The long, slow death of Congress
How do political parties die? It is interesting to look at this as we observe the long and slow death of the Congress. India’s oldest party was formed 132 years ago and has been out of power for only three years. But it is clear that as a national force it is comatose if not dead. Its brand is severely damaged and carries very little that is positive. And it has no real political message for its small base of voters. When it vanishes as a national force (meaning when it can no longer get sufficient votes to hold onto its symbol, the hand) it will not have been the first large Indian party to die. The All-India Muslim League died because it ran out of a reason to exist. The party was set up in the early 20th century to secure the political rights of Muslims and to engage with the colonial power. It tried and failed to negotiate an arrangement to share power with the Congress (which was seen by many Muslims as a Hindu party, just as the BJP is seen today).
The Partition of India came because of the failure to reach an agreement and in India the Muslim League more or less vanished. It went because the party’s brand was associated with Partition. For many years a single MP represented the party under the Indian Union Muslim League name. Though he was repeatedly elected from Kerala, this man, G.M. Banatwala, was a Gujarati. In Pakistan, the Muslim League held power for a decade after Partition under various Prime Ministers. The party’s primary platform, the two-nation theory, did not remain relevant in a mostly Muslim nation. Its two biggest leaders died soon after the creation of the country. Governor Gen. Jinnah died of tuberculosis on September 11, 1948 and Prime Minister Liaquat was murdered at a public event on October 16, 1951.
When Gen. Ayub Khan seized power a few years later, the party Jinnah had led split and formed the Convention Muslim League. This was the first of many versions of the party in Pakistan. This tradition of the party breaking and reforming itself in support of a military ruler continued over the decades. Gen. Zia-ul-Haq’s Prime Minister Junejo formed the Muslim League (J) and Gen. Pervez Musharraf was supported by the Muslim League (Q). The party in power today, the Pakistan Muslim League (Nawaz) was also formed in the period of Zia.
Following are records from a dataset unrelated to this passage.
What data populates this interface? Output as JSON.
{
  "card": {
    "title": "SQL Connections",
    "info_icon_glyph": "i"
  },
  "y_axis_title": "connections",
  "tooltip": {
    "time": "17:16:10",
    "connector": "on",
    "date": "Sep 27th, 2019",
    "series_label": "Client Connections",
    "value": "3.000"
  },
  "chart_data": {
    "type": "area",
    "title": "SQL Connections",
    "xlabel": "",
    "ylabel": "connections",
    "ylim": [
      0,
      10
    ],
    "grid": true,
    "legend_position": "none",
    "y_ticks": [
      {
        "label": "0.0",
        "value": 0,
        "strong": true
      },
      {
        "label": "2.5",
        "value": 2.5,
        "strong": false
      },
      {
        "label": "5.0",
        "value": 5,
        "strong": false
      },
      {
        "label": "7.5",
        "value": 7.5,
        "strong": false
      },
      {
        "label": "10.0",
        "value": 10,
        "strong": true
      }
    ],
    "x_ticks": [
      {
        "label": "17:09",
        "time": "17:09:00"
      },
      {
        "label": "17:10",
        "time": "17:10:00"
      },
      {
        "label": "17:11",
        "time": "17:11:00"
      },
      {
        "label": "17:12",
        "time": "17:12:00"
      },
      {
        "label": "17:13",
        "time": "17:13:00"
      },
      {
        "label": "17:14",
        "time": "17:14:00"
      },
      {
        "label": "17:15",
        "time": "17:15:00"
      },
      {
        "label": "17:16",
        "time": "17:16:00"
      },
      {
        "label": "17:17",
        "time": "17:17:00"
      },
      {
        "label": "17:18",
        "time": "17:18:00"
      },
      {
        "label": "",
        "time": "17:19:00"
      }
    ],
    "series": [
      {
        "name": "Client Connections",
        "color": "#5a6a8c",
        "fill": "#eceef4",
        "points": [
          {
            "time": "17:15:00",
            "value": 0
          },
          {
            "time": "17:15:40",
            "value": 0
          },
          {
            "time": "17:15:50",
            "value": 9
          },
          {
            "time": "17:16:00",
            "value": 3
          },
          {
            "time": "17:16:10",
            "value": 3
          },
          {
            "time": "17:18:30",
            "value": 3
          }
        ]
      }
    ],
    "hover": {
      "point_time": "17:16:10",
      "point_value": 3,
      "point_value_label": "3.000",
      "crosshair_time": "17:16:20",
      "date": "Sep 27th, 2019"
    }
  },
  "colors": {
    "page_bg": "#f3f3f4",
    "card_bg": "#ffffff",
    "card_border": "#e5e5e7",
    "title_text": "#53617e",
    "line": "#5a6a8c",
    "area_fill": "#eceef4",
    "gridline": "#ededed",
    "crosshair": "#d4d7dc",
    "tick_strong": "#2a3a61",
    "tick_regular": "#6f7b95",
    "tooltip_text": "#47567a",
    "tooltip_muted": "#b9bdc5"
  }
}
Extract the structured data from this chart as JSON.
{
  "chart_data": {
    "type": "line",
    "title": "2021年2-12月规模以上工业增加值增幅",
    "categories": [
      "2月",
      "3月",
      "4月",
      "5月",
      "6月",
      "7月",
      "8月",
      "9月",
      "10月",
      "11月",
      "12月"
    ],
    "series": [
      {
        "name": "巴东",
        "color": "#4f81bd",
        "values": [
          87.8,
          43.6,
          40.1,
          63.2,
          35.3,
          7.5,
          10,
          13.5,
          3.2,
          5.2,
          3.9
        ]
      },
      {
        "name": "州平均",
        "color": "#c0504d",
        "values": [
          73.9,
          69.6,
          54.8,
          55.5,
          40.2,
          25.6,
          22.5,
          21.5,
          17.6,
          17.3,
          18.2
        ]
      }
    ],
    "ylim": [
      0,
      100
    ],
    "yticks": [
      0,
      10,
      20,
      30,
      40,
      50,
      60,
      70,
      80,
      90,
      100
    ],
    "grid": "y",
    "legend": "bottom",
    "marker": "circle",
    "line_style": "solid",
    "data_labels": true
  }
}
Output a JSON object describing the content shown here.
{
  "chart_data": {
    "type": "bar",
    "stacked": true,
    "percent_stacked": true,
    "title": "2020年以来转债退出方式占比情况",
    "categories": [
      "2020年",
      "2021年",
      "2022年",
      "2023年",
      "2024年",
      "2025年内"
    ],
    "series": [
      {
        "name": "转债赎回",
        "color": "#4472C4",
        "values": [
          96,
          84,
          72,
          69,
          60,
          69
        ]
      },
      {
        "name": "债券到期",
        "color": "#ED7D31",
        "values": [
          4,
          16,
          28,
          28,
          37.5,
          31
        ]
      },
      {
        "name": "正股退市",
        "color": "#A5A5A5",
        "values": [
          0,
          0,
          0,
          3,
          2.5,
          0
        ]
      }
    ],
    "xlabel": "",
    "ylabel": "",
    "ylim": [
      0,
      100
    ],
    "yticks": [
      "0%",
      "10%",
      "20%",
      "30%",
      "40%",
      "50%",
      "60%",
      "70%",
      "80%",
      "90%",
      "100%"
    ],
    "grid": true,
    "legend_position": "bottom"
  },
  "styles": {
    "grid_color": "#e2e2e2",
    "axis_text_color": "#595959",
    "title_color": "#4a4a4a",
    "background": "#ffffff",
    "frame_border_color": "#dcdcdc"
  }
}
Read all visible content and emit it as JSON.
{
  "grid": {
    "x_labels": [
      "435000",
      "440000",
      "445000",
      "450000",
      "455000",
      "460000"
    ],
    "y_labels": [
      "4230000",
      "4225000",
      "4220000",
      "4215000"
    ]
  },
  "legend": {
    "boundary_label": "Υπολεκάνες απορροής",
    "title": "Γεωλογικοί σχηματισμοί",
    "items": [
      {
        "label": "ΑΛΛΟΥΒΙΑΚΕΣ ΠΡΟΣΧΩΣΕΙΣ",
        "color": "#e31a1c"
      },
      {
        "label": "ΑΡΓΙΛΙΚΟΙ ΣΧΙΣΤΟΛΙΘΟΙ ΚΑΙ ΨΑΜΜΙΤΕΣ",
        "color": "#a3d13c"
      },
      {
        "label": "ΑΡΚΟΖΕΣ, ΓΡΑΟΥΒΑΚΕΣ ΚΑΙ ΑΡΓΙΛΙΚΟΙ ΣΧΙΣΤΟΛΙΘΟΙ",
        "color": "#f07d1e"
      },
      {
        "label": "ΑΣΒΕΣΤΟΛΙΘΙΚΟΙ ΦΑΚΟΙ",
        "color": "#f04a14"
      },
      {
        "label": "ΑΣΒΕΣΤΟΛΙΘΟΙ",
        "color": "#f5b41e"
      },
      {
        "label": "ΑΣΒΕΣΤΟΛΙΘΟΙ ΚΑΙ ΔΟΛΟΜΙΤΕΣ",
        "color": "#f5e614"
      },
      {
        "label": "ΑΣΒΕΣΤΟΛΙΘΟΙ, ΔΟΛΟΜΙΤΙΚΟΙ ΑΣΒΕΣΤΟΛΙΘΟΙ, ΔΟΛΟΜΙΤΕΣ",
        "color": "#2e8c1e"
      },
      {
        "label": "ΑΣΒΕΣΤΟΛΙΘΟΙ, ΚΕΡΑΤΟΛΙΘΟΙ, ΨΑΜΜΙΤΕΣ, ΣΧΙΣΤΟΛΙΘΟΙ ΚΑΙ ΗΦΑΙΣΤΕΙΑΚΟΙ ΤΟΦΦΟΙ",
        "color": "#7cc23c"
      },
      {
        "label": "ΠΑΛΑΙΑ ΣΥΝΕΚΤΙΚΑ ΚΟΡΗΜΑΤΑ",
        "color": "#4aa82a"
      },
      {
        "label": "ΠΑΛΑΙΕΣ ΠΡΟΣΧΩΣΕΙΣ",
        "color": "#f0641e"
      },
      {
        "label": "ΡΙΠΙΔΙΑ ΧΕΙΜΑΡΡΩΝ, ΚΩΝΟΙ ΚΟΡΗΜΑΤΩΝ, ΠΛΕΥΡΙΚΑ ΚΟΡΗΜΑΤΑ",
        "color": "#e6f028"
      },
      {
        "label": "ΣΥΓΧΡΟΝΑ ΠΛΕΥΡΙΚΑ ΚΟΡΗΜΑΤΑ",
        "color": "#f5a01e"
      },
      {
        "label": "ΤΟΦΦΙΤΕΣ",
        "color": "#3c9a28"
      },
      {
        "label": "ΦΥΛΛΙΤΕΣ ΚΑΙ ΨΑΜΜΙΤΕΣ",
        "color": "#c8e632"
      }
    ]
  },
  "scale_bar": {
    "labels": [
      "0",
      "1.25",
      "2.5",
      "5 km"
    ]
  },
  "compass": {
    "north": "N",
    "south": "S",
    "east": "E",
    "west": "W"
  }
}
In India, the Congress remained more or less unified at the national level. The one big split in it happened after Lal Bahadur Shastri died and Indira Gandhi took power. The old men who were Nehru’s colleagues formed their own Congress but Indira was strong and captured the organisation because of her charisma and popularity.
The Janata Party, which defeated Indira Gandhi, was a patchwork coalition of regional parties. The Janata Party was socialist and anti-Congress in its ideology. It was formed during the Emergency and lost relevance soon after. Its constituents tried to keep the anti-Congressism alive through the Janata Dal but that was an insufficient glue and it fractured into south and north versions of the party. Lal Krishna Advani changed Indian politics with the Ram Janmabhoomi movement. The anti-Congress impulse of the Janata Party’s fragments became an anti-Hindutva impulse. This was because they feared the BJP and what it stood for and by now, under Rajiv Gandhi, the Congress stopped standing for anything much. It did not have any real ideology and this continued under P.V. Narasimha Rao and Manmohan Singh. The Congress has lost power in Delhi because it has been squeezed out of states.
Its decade in power from 2004-2014 hid some facts. In large parts of north India it is in permanent Opposition. It has not won an election in Gujarat for three decades. In many other large states, where the BJP is either ruling or in Opposition, the Congress is fourth or fifth, meaning it is irrelevant. In the south, it is losing ground to the BJP faster than it thinks and Hindutva continues its patient and relentless march in Tamil Nadu and Kerala. Competent Congress leaders in the regions long ago saw the death coming. Some of them successfully captured the party organisation, like Mamata Banerjee in West Bengal. Others like Sharad Pawar in Maharashtra were less successful. But even he has no reason to merge his party back into the Congress because the brand is tainted. As was observed earlier, it does not stand for anything. Reports say that the recent hammering the Congress got in Maharashtra’s local elections came after candidates got no financial support from the party. This is a dangerous sign but it is unlikely to be heeded. The party will bumble along because being family owned there is no accountability. It is possible that the Congress may be revived under another leader. But Rahul Gandhi is not an old man. He has a few more decades of activity ahead of him. This will work to the disadvantage of his party as it fades nationally into irrelevance.